Теперь придётся говорить, деваться некуда.
— Принимается, — кивнула я ему.
— И я слушаю вас.
Как сказать-то?
— Наверное, проще всего начать с того, что я не совсем Викторьенн де ла Шуэтт. Тело — её. Но я — другой человек. Она, наверное, не отбила бы наследство и не взялась бы продолжать дело, если бы осталась жива. Но она бы согласилась на предложение Фрейсине… скорее всего, потому что для неё в нём не было бы ничего неприятного, кроме его персоны. И… она была влюблена в вас, — я смотрела на него и не дышала.
Осознала, начала дышать.
— Вы сказали — если бы осталась жива. Что случилось с госпожой дела Шуэтт?
— Она умерла.
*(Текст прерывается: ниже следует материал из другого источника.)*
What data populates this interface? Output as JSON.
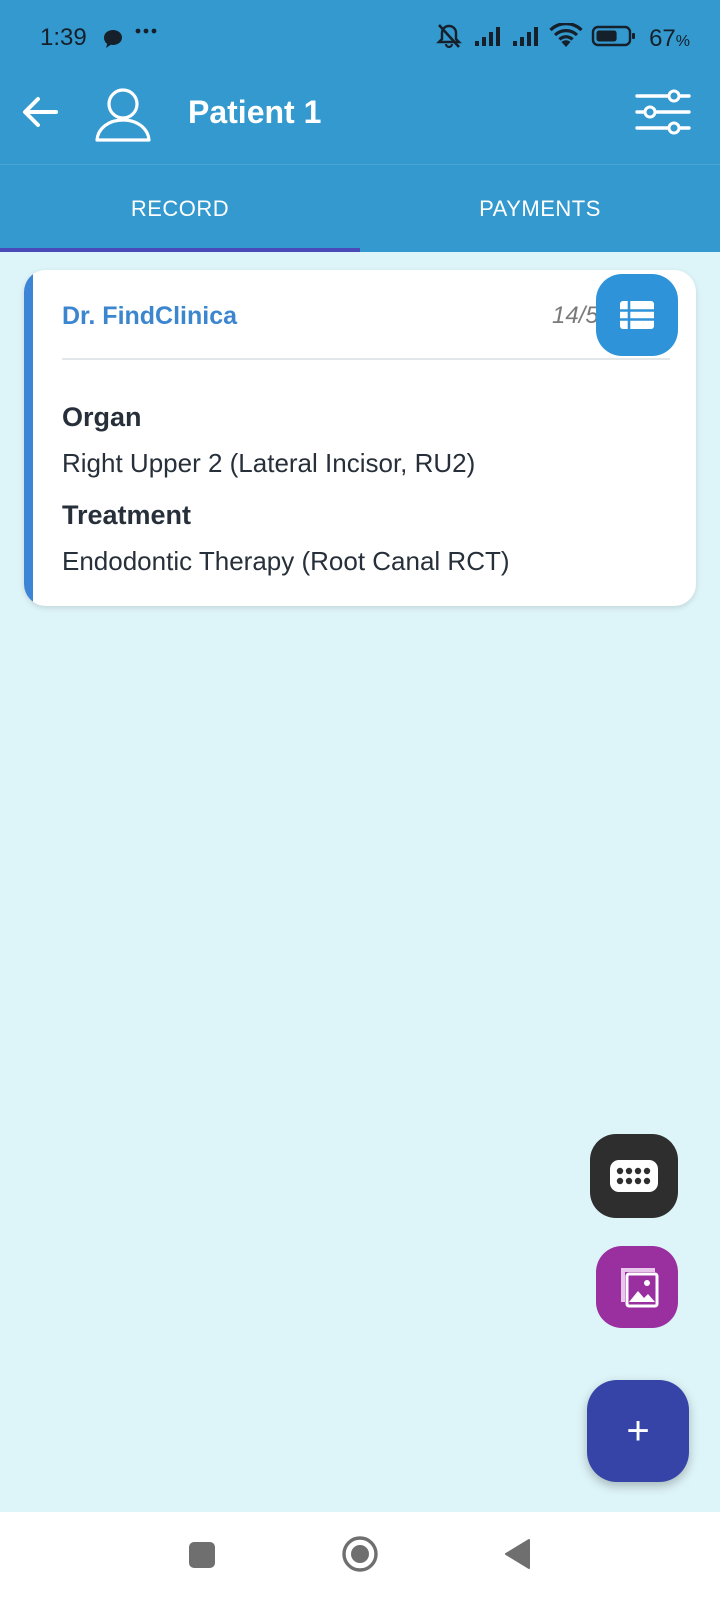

Сразу после того самого нападения — потеряла ребёнка на довольно раннем сроке беременности и умерла сама. А я тоже умерла, но — далеко отсюда. За много-много миров и лет. И некая сущность переместила меня сюда. И пообещала здоровье и много возможностей. И… не обманула. Так и есть. Я снова жива, здорова, я внезапно маг, меня учат прекрасные преподаватели. Но тот факт, что мы обе умерли — частично умерли, и Викторьенн, и я — позволяет мне черпать силу ещё и с той стороны. Я сначала не понимала, что это такое вообще, а потом не понимала, что это ненормально и противоречит здешним правилам. Потом господин граф обратил моё внимание на странности. Монтадор приметил их. А маркиз де Риньи смог объяснить. У него в семье был какой-то похожий случай несколько поколений назад. А господин граф рассказал о какой-то древней королеве далеко на юге, она тоже была способна на что-то подобное. И в итоге я могу добавить смертной силы к любому подвластному мне магическому действию. И я делаю это. А если меня испугать, то реагирую мгновенно… и насмерть. Так умер разбойник Гризо и ещё один разбойник — на руднике.
Ну вот, я и призналась. И… что теперь?
Он поднялся, подошёл, взял мои руки в свои, поставил меня на ноги и обнял.
— Вы самая-самая. И вообразить не могу, что вы видели и знаете. Благодарю вас за доверие, Виктория.
— Почти все мои знания и умения здесь непригодны. Но кое-что работает и дома, и тут.
— Где ваш дом, Виктория?
— Очень далеко. Думаю, я никогда его не увижу, но буду всегда помнить. Я не знаю, почему так, и почему я живу вторую жизнь на месте Викторьенн — я не знаю тоже.